Parliament in Cyprus has approved a “national solidarity fund” to ease the banking crisis, which has hit confidence across the eurozone.
MPs also imposed capital controls but are still to decide whether to impose a levy on large bank deposits.
The solidarity fund was one proposed way of raising the 5.8 billion euros (£4.9 billion) Cyprus needs to qualify for an international 10 billion euro bailout.
Parliament on Tuesday rejected a levy on all deposits to raise the money. The fund would allow the pooling of state assets for an emergency bond issue, it was reported.
Any plan agreed by the Cypriot parliament needs approval from the eurozone and International Monetary Fund.
Earlier, government spokesman Christos Stylianides said: “The next few hours will determine the future of this country,”
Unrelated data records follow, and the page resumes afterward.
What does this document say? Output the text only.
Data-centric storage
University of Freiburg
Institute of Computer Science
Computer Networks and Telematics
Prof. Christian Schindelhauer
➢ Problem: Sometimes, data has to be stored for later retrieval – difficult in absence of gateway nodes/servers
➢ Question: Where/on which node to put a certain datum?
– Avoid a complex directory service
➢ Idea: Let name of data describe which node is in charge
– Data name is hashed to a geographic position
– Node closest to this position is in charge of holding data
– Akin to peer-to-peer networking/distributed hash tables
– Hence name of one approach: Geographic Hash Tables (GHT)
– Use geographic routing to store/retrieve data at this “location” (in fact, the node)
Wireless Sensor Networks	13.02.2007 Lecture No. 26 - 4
Cyprus has had to come up with the new plan after lawmakers rejected a scheme that would have seized up to 10% of people’s bank deposits.
The country needs to have the plan in place by Monday, when the European Central Bank has said it will cut off emergency support to the banks.
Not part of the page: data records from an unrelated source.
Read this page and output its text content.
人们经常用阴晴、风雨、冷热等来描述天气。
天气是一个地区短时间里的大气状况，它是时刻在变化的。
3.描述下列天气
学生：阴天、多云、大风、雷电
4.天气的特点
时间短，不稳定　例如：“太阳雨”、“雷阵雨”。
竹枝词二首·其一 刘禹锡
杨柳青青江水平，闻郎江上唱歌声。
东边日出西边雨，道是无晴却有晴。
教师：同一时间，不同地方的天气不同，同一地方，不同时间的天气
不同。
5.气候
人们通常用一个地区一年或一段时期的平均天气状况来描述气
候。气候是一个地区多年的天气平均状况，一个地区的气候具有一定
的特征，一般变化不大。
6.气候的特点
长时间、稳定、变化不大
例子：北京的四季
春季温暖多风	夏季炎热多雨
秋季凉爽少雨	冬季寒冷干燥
That could trigger their collapse and devastate the economy, potentially pushing the country to leave the 17-country euro currency union.
“We are trying very hard,” Averof Neophytou, deputy leader of the ruling Democratic Rally party, told reporters earlier on the progress of talks.
As part of the package being discussed yesterday, lawmakers were considering restructuring the country’s second largest lender, Laiki, which suffered big losses on Greek debt investments.
A large part of deposits in Laiki above the 100,000 euros (£850,000) that are insured could be confiscated.
Banking officials estimate the restructuring will account for 3.6 billion euros (£3 billion) of the 5.8 billion euros the country needs to raise.
Laiki bank’s acting CEO, Takis Phidias, condemned the plan, saying: “I’m certain that there will be chaos after these bills are approved.”
Mr Phidias said the initial plan to seize deposits across all Cypriot accounts “would have more evenly shared the burden and certainly, it would have safeguarded both large banks”.
A government official indicated that a tax on deposits in other banks was also still on the table.
The Bank of Cyprus, the country’s largest lender, said it backed the idea of confiscating some percentage of all bank deposits over 100,000 euros because there were no immediate alternatives.
Meanwhile, Cypriot efforts to clinch a contribution from Russia appeared to have failed for now.
Russia is a key player in the crisis as Russian depositors have parked around 20 billion euros (£17 billion) in the country.